With another busy year coming to another busy end, we in The Laws of Australia team thought we would spend a few minutes to reflect on the year gone by and to do something a little bit different and a little bit fun for this holiday season. Over the next week, you may see a flurry of posts arrive that are… unique little snowflakes, to say the least. We have been hard at work writing and reflecting on some (decidedly Christmassy themed) topics of law.

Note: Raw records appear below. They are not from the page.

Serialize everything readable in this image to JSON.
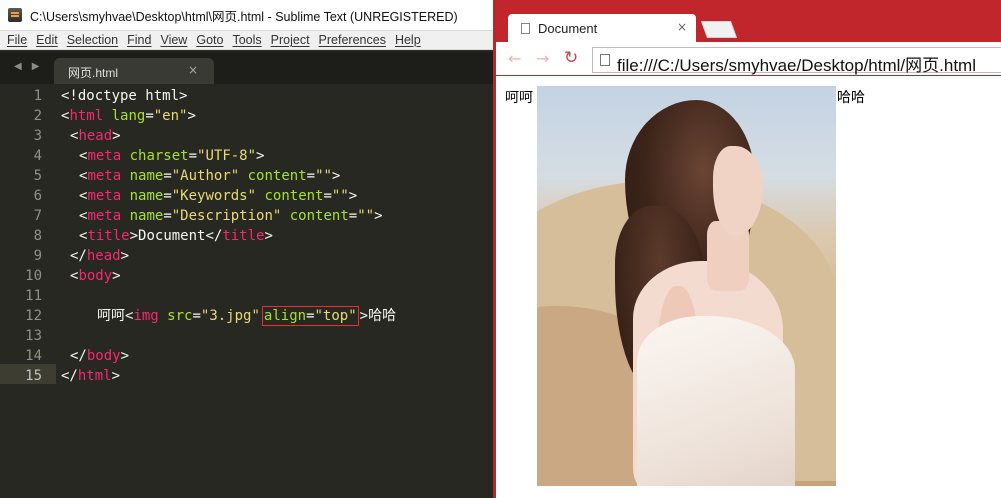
{
  "sublime": {
    "title": "C:\\Users\\smyhvae\\Desktop\\html\\网页.html - Sublime Text (UNREGISTERED)",
    "menu": [
      "File",
      "Edit",
      "Selection",
      "Find",
      "View",
      "Goto",
      "Tools",
      "Project",
      "Preferences",
      "Help"
    ],
    "tab_label": "网页.html",
    "tab_close": "×",
    "line_numbers": [
      "1",
      "2",
      "3",
      "4",
      "5",
      "6",
      "7",
      "8",
      "9",
      "10",
      "11",
      "12",
      "13",
      "14",
      "15"
    ],
    "active_line": "15",
    "code": {
      "l1": "<!doctype html>",
      "l2_open": "<",
      "l2_tag": "html",
      "l2_attr": " lang",
      "l2_eq": "=",
      "l2_val": "\"en\"",
      "l2_close": ">",
      "l3_open": "<",
      "l3_tag": "head",
      "l3_close": ">",
      "meta": "meta",
      "charset": " charset",
      "charset_val": "\"UTF-8\"",
      "name": " name",
      "content": " content",
      "author": "\"Author\"",
      "keywords": "\"Keywords\"",
      "description": "\"Description\"",
      "empty": "\"\"",
      "title_tag": "title",
      "title_text": "Document",
      "body_tag": "body",
      "l12_text_before": "呵呵",
      "img_tag": "img",
      "src": " src",
      "src_val": "\"3.jpg\"",
      "align": "align",
      "align_val": "\"top\"",
      "l12_text_after": "哈哈",
      "lt": "<",
      "gt": ">",
      "lt_slash": "</",
      "eq": "="
    }
  },
  "chrome": {
    "tab_title": "Document",
    "tab_close": "×",
    "url": "file:///C:/Users/smyhvae/Desktop/html/网页.html",
    "text_before": "呵呵",
    "text_after": "哈哈",
    "accent_color": "#c0262b"
  }
}
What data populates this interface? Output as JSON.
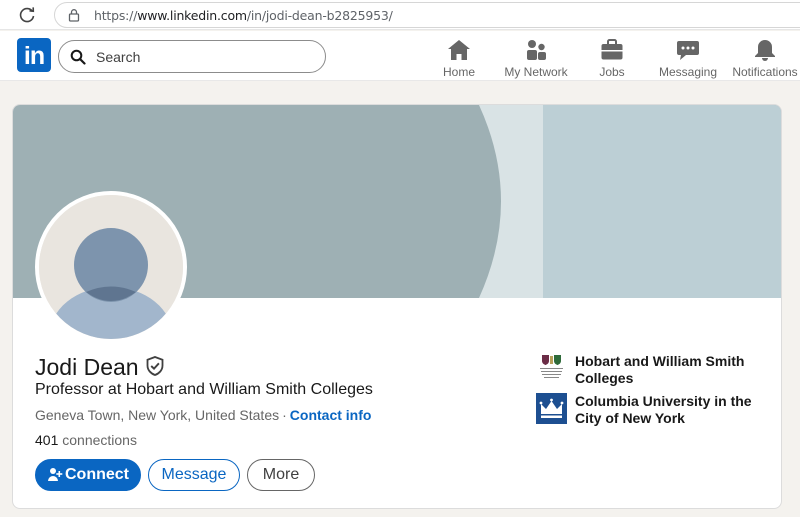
{
  "browser": {
    "url_prefix": "https://",
    "url_domain": "www.linkedin.com",
    "url_path": "/in/jodi-dean-b2825953/"
  },
  "nav": {
    "logo": "in",
    "search_placeholder": "Search",
    "items": [
      {
        "label": "Home",
        "icon": "home-icon"
      },
      {
        "label": "My Network",
        "icon": "network-icon"
      },
      {
        "label": "Jobs",
        "icon": "briefcase-icon"
      },
      {
        "label": "Messaging",
        "icon": "chat-icon"
      },
      {
        "label": "Notifications",
        "icon": "bell-icon"
      }
    ],
    "accent": "#0a66c2"
  },
  "profile": {
    "name": "Jodi Dean",
    "headline": "Professor at Hobart and William Smith Colleges",
    "location": "Geneva Town, New York, United States",
    "contact_label": "Contact info",
    "connections_count": "401",
    "connections_label": "connections",
    "actions": {
      "connect": "Connect",
      "message": "Message",
      "more": "More"
    },
    "organizations": [
      {
        "name": "Hobart and William Smith Colleges",
        "icon": "hws-crest-logo"
      },
      {
        "name": "Columbia University in the City of New York",
        "icon": "columbia-crown-logo"
      }
    ]
  }
}
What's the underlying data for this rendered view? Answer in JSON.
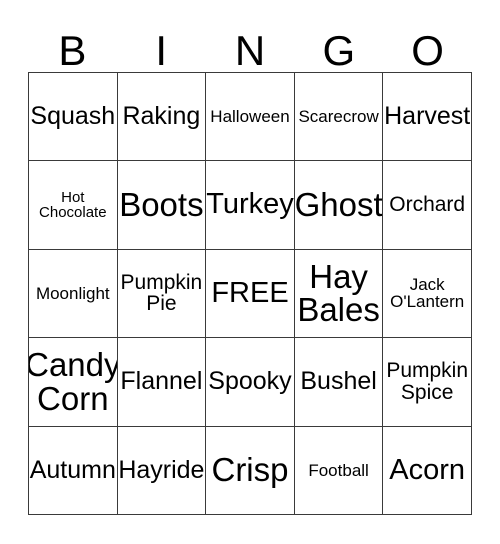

Beginning on Monday, we will be examining the Fair Work Act 2009 (Cth) implications of Charles Dickens’ work, A Christmas Carol, as well as the Quarantine Act 1908 (Cth) implications of Clement Clarke Moore’s work, Twas the Night Before Christmas. As for what is planned for the rest of the week? You will just have to check in to find out!
Today, however, we hoped to begin with some reflections on the last year. The TLA team has contributed a number of articles to the Online Insider, on a great range of legal topics. Below is a selection of our top three for 2014:
Drug- and alcohol-fueled violence also fueled the news cycles this year (as they arguably do every year). Societal condemnation of such violence has led to legal revision in a number of areas, perhaps most publicly in “one punch” laws. Australian law places some allowance on an accused for an act done under the influence of alcohol, but in some cases (as this article examines) it can be a double-edged sword to raise such a defence.
A lot of words get taken for granted in law, but a legal meaning is not necessarily the meaning we might instantly ascribe to a word. In Animal Law, the very word “animal” is contentious, holding different meaning in different jurisdictions and excluding a large portion of what might otherwise be considered “animals”. This article examines why insects (and other invertebrates) are not considered to be “animals” under Australian Law.
When is a “trust” not a trust? It is known that some trusts may be created unintentionally (such as constructive trusts) or accidentally. The case of Commissioner of Stamp Duties (Qld) v Jolliffe (1920) 28 CLR 178 found that in other cases, something designated a “trust” may not actually be one where there is “shamming intent”. As this article examines, a reformulation of trust law happened in the case of Byrnes v Kendle  HCA 26, where the High Court rejected the majority judgment in Jolliffe, preferring the dissenting judgment of Isaacs J.